Fabius. My approach would be to limit only those patients who require potentially abusive drugs to filling those prescriptions at a single pharmacy or pharmacy chain that is electronically connected. In this way you are only inconveniencing a small subset of patients who legitimately require these drugs.

Taylor. Very broad limits by CMS may be feasible, but significant restrictions may be difficult without a better understanding of the full nature of the problem.

Q. Will such initiatives as Medicare Accountable Care Organizations help rein in this problem?

Fabius. Theoretically yes, because all of the care providers would work in collaboration using the same electronic medical record system to easily identify those patients who are abusing their prescription coverage privileges. Moreover, there would be closer ties between the prescribing and dispensing clinicians.
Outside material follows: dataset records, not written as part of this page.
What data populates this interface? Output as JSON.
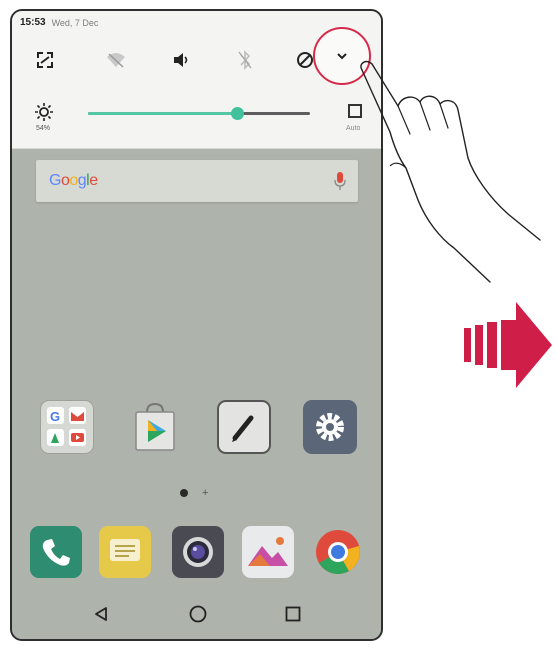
{
  "status_bar": {
    "time": "15:53",
    "date": "Wed, 7 Dec"
  },
  "quick_settings": {
    "icons": [
      "screen-rotation-icon",
      "wifi-off-icon",
      "sound-icon",
      "bluetooth-off-icon",
      "do-not-disturb-icon"
    ],
    "expand_icon": "chevron-down-icon"
  },
  "brightness": {
    "percent_label": "54%",
    "level_percent": 67,
    "auto_label": "Auto"
  },
  "search": {
    "logo_text": "Google",
    "logo_colors": [
      "#5f86ff",
      "#e04a3c",
      "#f2b21f",
      "#5f86ff",
      "#2ea55c",
      "#e04a3c"
    ]
  },
  "home_apps": [
    "google-folder-icon",
    "play-store-icon",
    "notes-icon",
    "settings-icon"
  ],
  "dock_apps": [
    "phone-icon",
    "messages-icon",
    "camera-icon",
    "gallery-icon",
    "chrome-icon"
  ],
  "colors": {
    "accent": "#41c29c",
    "highlight_circle": "#d52a4a",
    "arrow": "#cf1f48"
  }
}
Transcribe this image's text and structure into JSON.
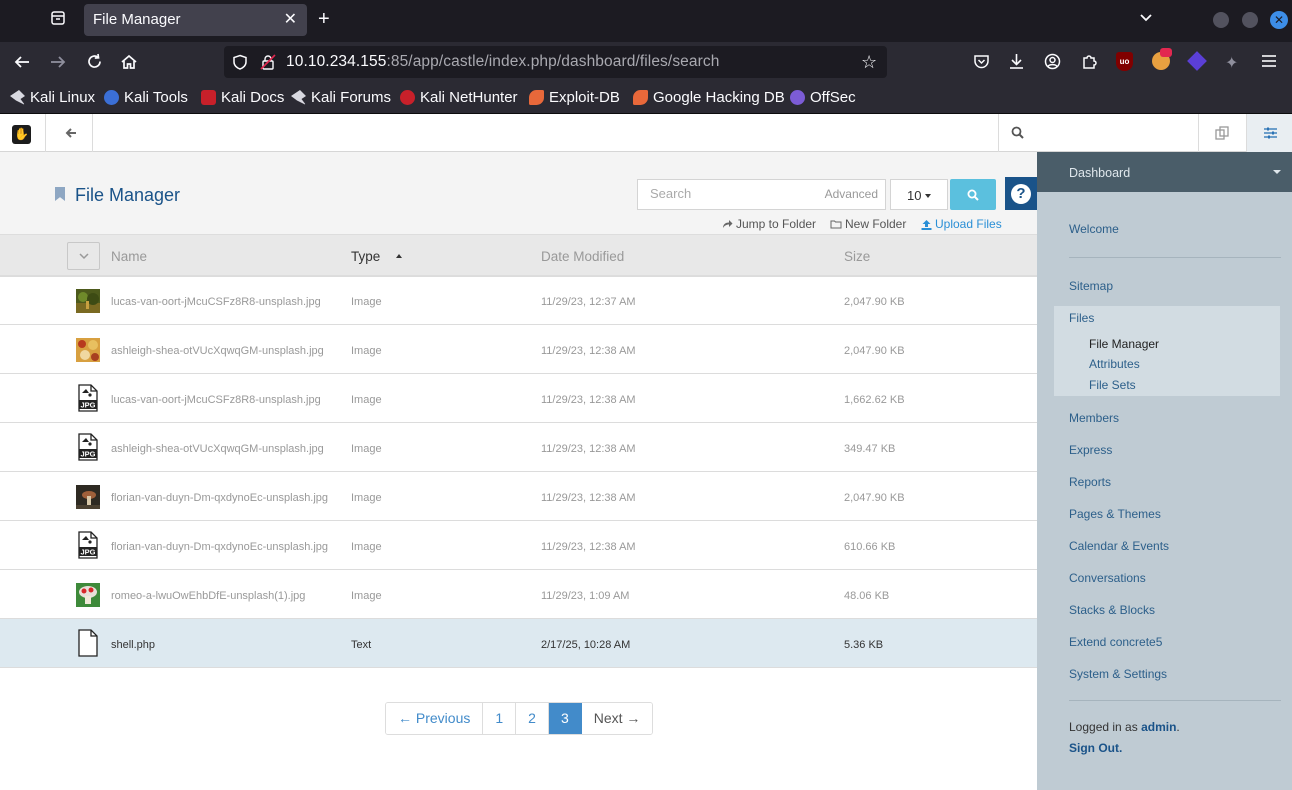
{
  "browser": {
    "tab_title": "File Manager",
    "url_host": "10.10.234.155",
    "url_rest": ":85/app/castle/index.php/dashboard/files/search",
    "bookmarks": [
      {
        "label": "Kali Linux",
        "color": "#d8d8e0"
      },
      {
        "label": "Kali Tools",
        "color": "#e8333b"
      },
      {
        "label": "Kali Docs",
        "color": "#c8202a"
      },
      {
        "label": "Kali Forums",
        "color": "#d8d8e0"
      },
      {
        "label": "Kali NetHunter",
        "color": "#c8202a"
      },
      {
        "label": "Exploit-DB",
        "color": "#e8683a"
      },
      {
        "label": "Google Hacking DB",
        "color": "#e8683a"
      },
      {
        "label": "OffSec",
        "color": "#7c5cd6"
      }
    ]
  },
  "header": {
    "title": "File Manager",
    "search_placeholder": "Search",
    "advanced_label": "Advanced",
    "per_page": "10",
    "jump_label": "Jump to Folder",
    "new_folder_label": "New Folder",
    "upload_label": "Upload Files"
  },
  "table": {
    "columns": [
      "Name",
      "Type",
      "Date Modified",
      "Size"
    ],
    "sort_column": "Type",
    "rows": [
      {
        "name": "lucas-van-oort-jMcuCSFz8R8-unsplash.jpg",
        "type": "Image",
        "date": "11/29/23, 12:37 AM",
        "size": "2,047.90 KB",
        "icon": "thumbnail-forest"
      },
      {
        "name": "ashleigh-shea-otVUcXqwqGM-unsplash.jpg",
        "type": "Image",
        "date": "11/29/23, 12:38 AM",
        "size": "2,047.90 KB",
        "icon": "thumbnail-autumn"
      },
      {
        "name": "lucas-van-oort-jMcuCSFz8R8-unsplash.jpg",
        "type": "Image",
        "date": "11/29/23, 12:38 AM",
        "size": "1,662.62 KB",
        "icon": "jpg-file-icon"
      },
      {
        "name": "ashleigh-shea-otVUcXqwqGM-unsplash.jpg",
        "type": "Image",
        "date": "11/29/23, 12:38 AM",
        "size": "349.47 KB",
        "icon": "jpg-file-icon"
      },
      {
        "name": "florian-van-duyn-Dm-qxdynoEc-unsplash.jpg",
        "type": "Image",
        "date": "11/29/23, 12:38 AM",
        "size": "2,047.90 KB",
        "icon": "thumbnail-mushroom"
      },
      {
        "name": "florian-van-duyn-Dm-qxdynoEc-unsplash.jpg",
        "type": "Image",
        "date": "11/29/23, 12:38 AM",
        "size": "610.66 KB",
        "icon": "jpg-file-icon"
      },
      {
        "name": "romeo-a-lwuOwEhbDfE-unsplash(1).jpg",
        "type": "Image",
        "date": "11/29/23, 1:09 AM",
        "size": "48.06 KB",
        "icon": "thumbnail-toad"
      },
      {
        "name": "shell.php",
        "type": "Text",
        "date": "2/17/25, 10:28 AM",
        "size": "5.36 KB",
        "icon": "text-file-icon",
        "selected": true
      }
    ]
  },
  "pagination": {
    "previous": "← Previous",
    "pages": [
      "1",
      "2",
      "3"
    ],
    "current": "3",
    "next": "Next →"
  },
  "panel": {
    "title": "Dashboard",
    "welcome": "Welcome",
    "sitemap": "Sitemap",
    "files": "Files",
    "files_sub": [
      "File Manager",
      "Attributes",
      "File Sets"
    ],
    "items": [
      "Members",
      "Express",
      "Reports",
      "Pages & Themes",
      "Calendar & Events",
      "Conversations",
      "Stacks & Blocks",
      "Extend concrete5",
      "System & Settings"
    ],
    "logged_prefix": "Logged in as",
    "user": "admin",
    "signout": "Sign Out."
  }
}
In fact every effort made to have patients utilize only those providers within the ACO might include encouraging them to access a limited number of affiliated pharmacies.

Taylor. Surveillance and control will likely be more effective at this level than at the broader level of a national mandate from CMS. It is hoped that ACOs will have the ability to improve the quality of care on many levels. ACOs will have the data and the systems to more appropriately monitor pharmaceutical use patterns and will be incented to help prevent abuse.